George decided to propose after seeing Amal interact with giraffes. Apparently, if you’re trying to land one of the world’s most notorious bachelors, the trick is to befriend some really tall animals. Explains Clooney:

“If you know anything about my crazy life, you know that I’d pretty much committed to the idea of never marrying again,” he says. (He was married to the actress Talia Balsam for a few years in his late 20s and early 30s.) “But I started dating Amal, and I immediately knew that something was very different.” When they went with friends on a safari trip in Africa (giraffes), George had one of those epiphanies that arrive in the interstices of a life.


“Some giraffes walked up to her,” he recalls. “They just came out of the blue. I took a picture of her, and she was smiling. I said to my buddy Ben, ‘You know, I think I should ask her to marry me.’ And Ben said, ‘I think that’s a good idea.’ ”

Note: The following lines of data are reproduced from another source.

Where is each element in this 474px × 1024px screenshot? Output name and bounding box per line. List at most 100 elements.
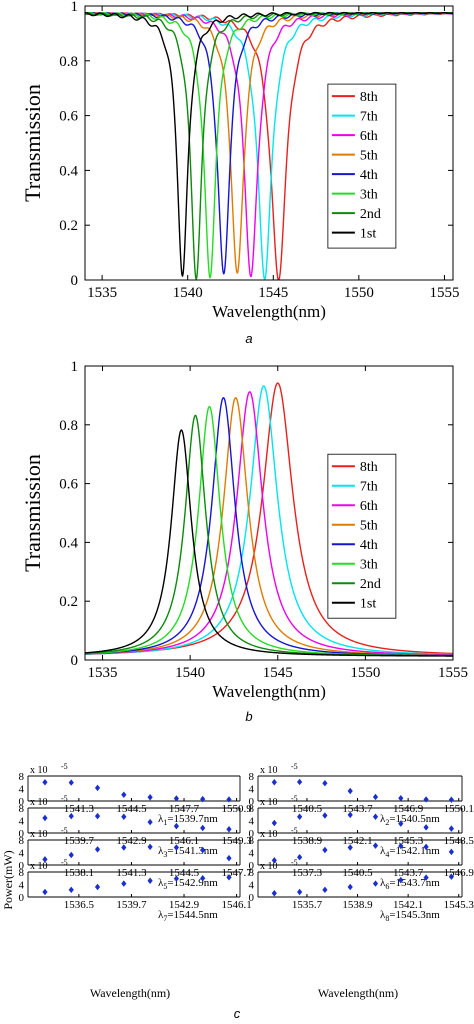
subplot-y-tick-label: 0 (249, 828, 255, 840)
x-tick-label: 1555 (438, 665, 468, 681)
subplot-lambda-label: λ2=1540.5nm (380, 813, 440, 827)
data-point (423, 874, 429, 881)
data-point (297, 813, 303, 820)
data-point (94, 846, 101, 853)
data-point (173, 822, 179, 830)
subplot-y-tick-label: 4 (249, 848, 255, 860)
subplot-x-tick-label: 1550.9 (221, 803, 252, 815)
data-point (226, 874, 232, 881)
x-tick-label: 1555 (429, 285, 459, 301)
panel-label-b: b (245, 709, 252, 724)
y-tick-label: 1 (71, 359, 79, 375)
x-tick-label: 1540 (175, 665, 205, 681)
series-line-1st (85, 11, 453, 278)
data-point (147, 794, 153, 801)
subplot-x-tick-label: 1542.9 (116, 835, 147, 847)
data-point (42, 856, 48, 863)
y-tick-label: 0 (71, 273, 79, 289)
data-point (94, 812, 101, 820)
subplot-y-tick-label: 8 (249, 867, 255, 879)
x-tick-label: 1535 (87, 285, 117, 301)
data-point (271, 857, 277, 864)
x-tick-label: 1545 (263, 665, 293, 681)
subplot-scale-label: x 10 (30, 765, 48, 776)
data-point (173, 795, 179, 802)
subplot-x-tick-label: 1547.7 (169, 803, 200, 815)
legend-label-3th: 3th (360, 188, 378, 203)
data-point (200, 795, 206, 803)
x-tick-label: 1540 (173, 285, 203, 301)
subplot-x-tick-label: 1546.9 (444, 867, 474, 879)
subplot-lambda-label: λ8=1545.3nm (380, 909, 440, 923)
data-point (448, 796, 454, 803)
subplot-y-tick-label: 4 (19, 880, 25, 892)
subplot-y-tick-label: 0 (19, 892, 25, 904)
legend-label-7th: 7th (360, 480, 378, 495)
legend-label-6th: 6th (360, 129, 378, 144)
data-point (68, 851, 74, 859)
legend-label-2nd: 2nd (360, 207, 381, 222)
subplot-y-tick-label: 0 (249, 892, 255, 904)
subplot-x-tick-label: 1539.7 (116, 899, 147, 911)
panel-a: 1535 1540 1545 1550 1555 0 0.2 0.4 0.6 0.8 1 Wavele… (20, 0, 459, 346)
legend-label-3th: 3th (360, 558, 378, 573)
data-point (173, 844, 179, 851)
data-point (423, 796, 429, 803)
data-point (42, 814, 48, 822)
subplot-scale-label: x 10 (260, 861, 278, 872)
panel-label-a: a (245, 331, 252, 346)
subplot-y-tick-label: 8 (249, 835, 255, 847)
data-point (372, 793, 379, 801)
legend-label-1st: 1st (360, 597, 376, 612)
data-point (147, 877, 153, 884)
y-axis-label: Transmission (20, 454, 45, 572)
y-tick-label: 0.2 (59, 594, 78, 610)
x-tick-label: 1550 (350, 665, 380, 681)
data-point (297, 888, 303, 896)
data-point (297, 778, 303, 786)
data-point (372, 813, 379, 820)
subplot-scale-exp: -5 (291, 858, 298, 867)
data-point (398, 820, 404, 827)
subplot-y-tick-label: 8 (249, 771, 255, 783)
data-point (398, 794, 404, 802)
subplot-x-tick-label: 1542.1 (342, 835, 372, 847)
subplot-y-tick-label: 8 (19, 835, 25, 847)
subplot-scale-label: x 10 (260, 797, 278, 808)
data-point (121, 880, 127, 887)
y-tick-label: 0.8 (59, 418, 78, 434)
data-point (271, 890, 277, 897)
subplot-x-tick-label: 1546.1 (221, 899, 251, 911)
data-point (121, 844, 127, 851)
y-tick-label: 0.6 (59, 477, 78, 493)
x-tick-label: 1545 (258, 285, 288, 301)
subplot-x-tick-label: 1544.5 (116, 803, 147, 815)
axes-box (84, 5, 454, 281)
subplot-scale-label: x 10 (30, 829, 48, 840)
subplot-x-tick-label: 1538.9 (292, 835, 323, 847)
subplot-scale-label: x 10 (260, 829, 278, 840)
data-point (347, 844, 353, 851)
subplot-y-tick-label: 0 (249, 796, 255, 808)
data-point (448, 848, 454, 856)
subplot-y-tick-label: 8 (19, 867, 25, 879)
subplot-y-tick-label: 8 (19, 803, 25, 815)
subplot-scale-exp: -5 (61, 858, 68, 867)
panel-b: 1535 1540 1545 1550 1555 0 0.2 0.4 0.6 0.8 1 Wavele… (20, 359, 468, 724)
subplot-x-tick-label: 1538.1 (64, 867, 94, 879)
subplot-scale-exp: -5 (291, 826, 298, 835)
subplot-scale-label: x 10 (30, 797, 48, 808)
subplot-x-tick-label: 1546.1 (169, 835, 199, 847)
legend-label-4th: 4th (360, 538, 378, 553)
y-tick-label: 0.4 (59, 163, 78, 179)
subplot-y-tick-label: 8 (19, 771, 25, 783)
panel-label-c: c (234, 1006, 241, 1021)
y-tick-label: 0.4 (59, 535, 78, 551)
legend-label-2nd: 2nd (360, 577, 381, 592)
data-point (322, 846, 328, 854)
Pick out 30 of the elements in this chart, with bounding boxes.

Amal stress-eats sour candy. Who knew that a woman working on a book called The Right to a Fair Trial in International Law would be so relatable! Amal is co-writing the book with a colleague, who is set to come to their estate in England for a “writing intensive.” Apparently, during these sessions, “Clooney stress-nibbles unholy amounts of sour candy.” What counts as “unholy” is not specified; those are Vogue’s words, not Amal’s.

She’s an outspoken supporter of the #MeToo movement. Amal is all here for men being a bit more scared in the workplace. “We’re in a situation where a predator feels less safe and a professional woman feels more safe, and that’s where we need to be.”

George and Amal kept their romance going via email. In the early phases of their relationship, George wrote “her repeated notes in the voice of his dog Einstein, who claimed to be trapped in various places and in need of legal rescue.” It’s not the worst e-flirting we’ve ever heard of.